Stalled US-Iran talks to keep energy costs elevated into H2
Investors are also urged to focus on gas sourcing, not just headline LNG prices.
Elevated energy costs are likely to persist through at least the second half of the year, amidst stalled US-Iran talks, prolonging price pressures for businesses and consumers in Singapore, according to an analyst.
The disruption is also reshaping investor expectations, with market participants urged to reassess exposure to liquefied natural gas (LNG) supply chains rather than rely on price movements alone.
“Investors should look past the headline LNG price moves and really understand where each company’s gas actually comes from,” said Zavier Wong, Market Analyst at eToro.
The forecast comes after a second round of negotiations in Islamabad collapsed, with Washington rejecting Tehran’s proposal to reopen the Strait of Hormuz separately from nuclear discussions, leaving the waterway effectively closed despite a ceasefire.

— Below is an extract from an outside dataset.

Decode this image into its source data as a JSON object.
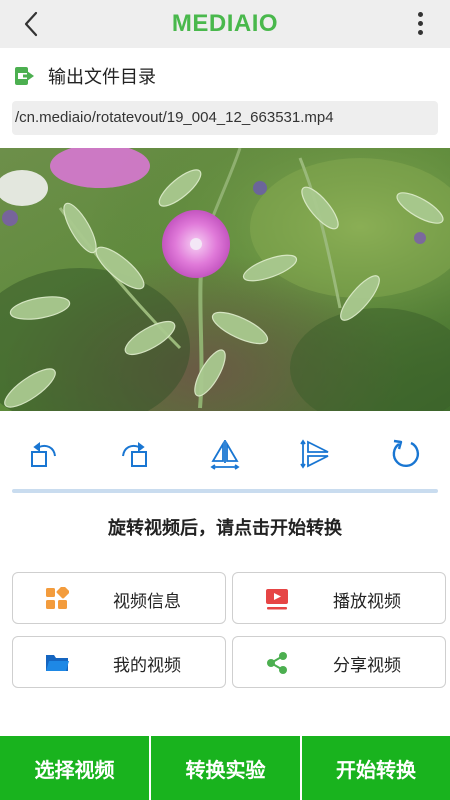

Meanwhile, Singapore, which generates about 95% of its electricity from gas, has moved to secure spot cargoes from Australia and Mozambique to replace curtailed Middle East supply.
State buyer GasCo is also preparing to seek long-term contracts later this year.
“That pivot may be the right move, but it comes at a cost,” Wong said. “Spot cargoes from further afield are more expensive to ship and much less predictable in timing.”
The supply shock is also affecting global players such as Shell plc, whose Qatari-linked supply and Ras Laffan facility have been hit, offsetting gains from trading volatility.
According to its first-quarter 2026 update, Shell’s trading division benefited from price volatility, though concerns over reduced physical volumes have limited share price gains.
“What’s left now is the question of how long Singapore, and the region, has to manage around a chokepoint that shows no immediate signs of reopening,” Wong added.